For CI/CD platforms, the implications go further. Every repo defines its own pipeline. Every pull request spawns a workflow instance that must survive crashes, retry flaky steps, and wait for deployment approvals. That fits perfectly with durable execution. Until now, no cloud primitive let each repo ship its own workflow at runtime, at zero provisioning cost. Cloudflare Dynamic Workflows makes that possible. The company’s own example code demonstrates a full lint-test-build-deploy pipeline written entirely inside the customer’s repo.
The performance gap compared to traditional CI is significant. A standard run for a mid-sized JavaScript project typically needs 15 to 30 seconds to allocate a VM, 10 seconds to pull a base image, another 10 for a git clone, and up to 60 seconds for dependency installation, all before a single test runs. With Cloudflare Dynamic Workflows, Artifacts forks the repo in seconds. Each step then boots a sandboxed isolate in milliseconds. Between steps, the workflow hibernates rather than holding resources open.

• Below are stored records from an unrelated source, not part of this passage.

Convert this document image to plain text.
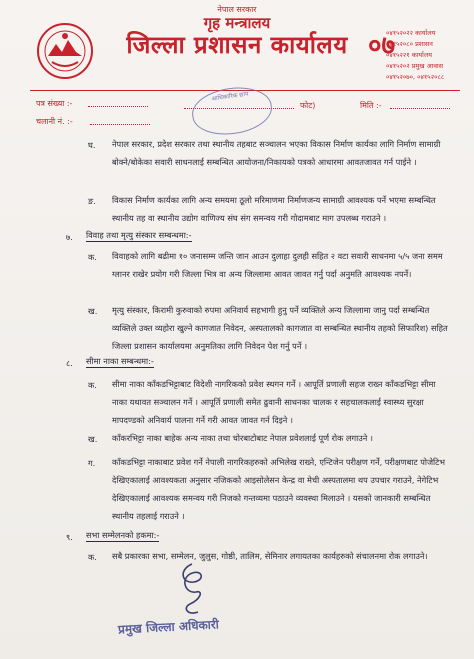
नेपाल सरकार
गृह मन्त्रालय
जिल्ला प्रशासन कार्यालय ०७
०४१५२०२२ कार्यालय
०४१५२०८० प्रशासन
०४१५२२१ कार्यालय
०४१५२०२ प्रमुख आवास
०४१५२०७०, ०४१५२०८८
पत्र संख्या :-
चलानी नं. :-
फोट)	मिति :-
आधिकारिक छाप
घ. नेपाल सरकार, प्रदेश सरकार तथा स्थानीय तहबाट सञ्चालन भएका विकास निर्माण कार्यका लागि निर्माण सामाग्री बोक्ने/बोकेका सवारी साधनलाई सम्बन्धित आयोजना/निकायको पत्रको आधारमा आवतजावत गर्न पाईने ।
ङ. विकास निर्माण कार्यका लागि अन्य समयमा ठूलो मरिमाणमा निर्माणजन्य सामाग्री आवश्यक पर्ने भएमा सम्बन्धित स्थानीय तह वा स्थानीय उद्योग वाणिज्य संघ संग समन्वय गरी गोदामबाट माग उपलब्ध गराउने ।
७. विवाह तथा मृत्यु संस्कार सम्बन्धमा:-
क. विवाहको लागि बढीमा १० जनासम्म जन्ति जान आउन दुलाहा दुलही सहित २ वटा सवारी साधनमा ५/५ जना समम ग्लानर राखेर प्रयोग गरी जिल्ला भित्र वा अन्य जिल्लामा आवत जावत गर्नु पर्दा अनुमति आवश्यक नपर्ने।
ख. मृत्यु संस्कार, किरामी कुरुवाको रुपमा अनिवार्य सहभागी हुनु पर्ने व्यक्तिले अन्य जिल्लामा जानु पर्दा सम्बन्धित व्यक्तिले उक्त व्यहोरा खुल्ने कागजात निवेदन, अस्पतालको कागजात वा सम्बन्धित स्थानीय तहको सिफारिश) सहित जिल्ला प्रशासन कार्यालयमा अनुमतिका लागि निवेदन पेश गर्नु पर्ने ।
८. सीमा नाका सम्बन्धमा:-
क. सीमा नाका काँकडभिट्टाबाट विदेशी नागरिकको प्रवेश स्थगन गर्ने । आपूर्ति प्रणाली सहज राख्न काँकडभिट्टा सीमा नाका यथावत सञ्चालन गर्ने । आपूर्ति प्रणाली समेत ढुवानी साधनका चालक र सहचालकलाई स्वास्थ्य सुरक्षा मापदण्डको अनिवार्य पालना गर्ने गरी आवत जावत गर्न दिइने ।
ख. काँकरभिट्टा नाका बाहेक अन्य नाका तथा चोरबाटोबाट नेपाल प्रवेशलाई पूर्ण रोक लगाउने ।
ग. काँकडभिट्टा नाकाबाट प्रवेश गर्ने नेपाली नागरिकहरुको अभिलेख राख्ने, एन्टिजेन परीक्षण गर्ने, परीक्षणबाट पोजेटिभ देखिएकालाई आवश्यकता अनुसार नजिकको आइसोलेसन केन्द्र वा मेची अस्पतालमा थप उपचार गराउने, नेगेटिभ देखिएकालाई आवश्यक समन्वय गरी निजको गन्तव्यमा पठाउने व्यवस्था मिलाउने । यसको जानकारी सम्बन्धित स्थानीय तहलाई गराउने ।
९. सभा सम्मेलनको हकमा:-
क. सबै प्रकारका सभा, सम्मेलन, जुलुस, गोष्ठी, तालिम, सेमिनार लगायतका कार्यहरुको संचालनमा रोक लगाउने।
प्रमुख जिल्ला अधिकारी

The economics shift just as dramatically at scale. Multi-tenant platforms used to mean giving every customer their own container, database, disk, and scheduler. With Cloudflare Dynamic Workflows and the underlying Dynamic Workers primitive, idle tenants cost effectively nothing. Active tenants share hardware through isolate-level multi-tenancy. As a result, a platform that once topped out at thousands of customers can realistically serve tens of millions.

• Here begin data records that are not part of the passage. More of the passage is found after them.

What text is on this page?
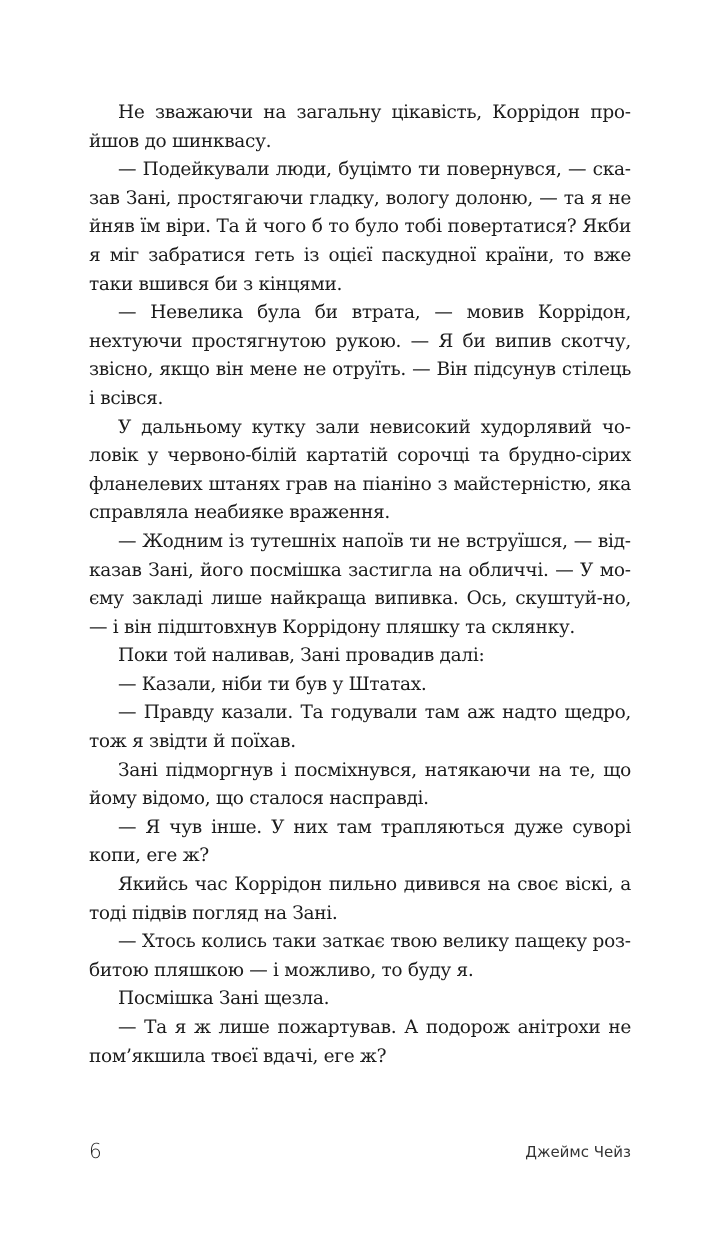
Не зважаючи на загальну цікавість, Коррідон пройшов до шинквасу.

— Подейкували люди, буцімто ти повернувся, — сказав Зані, простягаючи гладку, вологу долоню, — та я не йняв їм віри. Та й чого б то було тобі повертатися? Якби я міг забратися геть із оцієї паскудної країни, то вже таки вшився би з кінцями.

— Невелика була би втрата, — мовив Коррідон, нехтуючи простягнутою рукою. — Я би випив скотчу, звісно, якщо він мене не отруїть. — Він підсунув стілець і всівся.

У дальньому кутку зали невисокий худорлявий чоловік у червоно-білій картатій сорочці та брудно-сірих фланелевих штанях грав на піаніно з майстерністю, яка справляла неабияке враження.

— Жодним із тутешніх напоїв ти не вструїшся, — відказав Зані, його посмішка застигла на обличчі. — У моєму закладі лише найкраща випивка. Ось, скуштуй-но, — і він підштовхнув Коррідону пляшку та склянку.

Поки той наливав, Зані провадив далі:

— Казали, ніби ти був у Штатах.

— Правду казали. Та годували там аж надто щедро, тож я звідти й поїхав.

Зані підморгнув і посміхнувся, натякаючи на те, що йому відомо, що сталося насправді.

— Я чув інше. У них там трапляються дуже суворі копи, еге ж?

Якийсь час Коррідон пильно дивився на своє віскі, а тоді підвів погляд на Зані.

— Хтось колись таки заткає твою велику пащеку розбитою пляшкою — і можливо, то буду я.

Посмішка Зані щезла.

— Та я ж лише пожартував. А подорож анітрохи не пом’якшила твоєї вдачі, еге ж?

6	Джеймс Чейз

The library is MIT-licensed and available on npm today. It runs on top of Dynamic Workers, which requires the Workers Paid plan. The GitHub repository includes a working browser-based playground. Developers can write a tenant workflow, run it live, and watch each step execute with streaming logs.
Cloudflare has also signaled that Dynamic Workflows is just the beginning. The company says every binding Workers currently supports, queues, caches, databases, AI bindings, and MCP servers, is heading for a dynamic counterpart. Whatever you bind to a Worker today, you will eventually dispatch per tenant, per agent, or per request, at zero idle cost.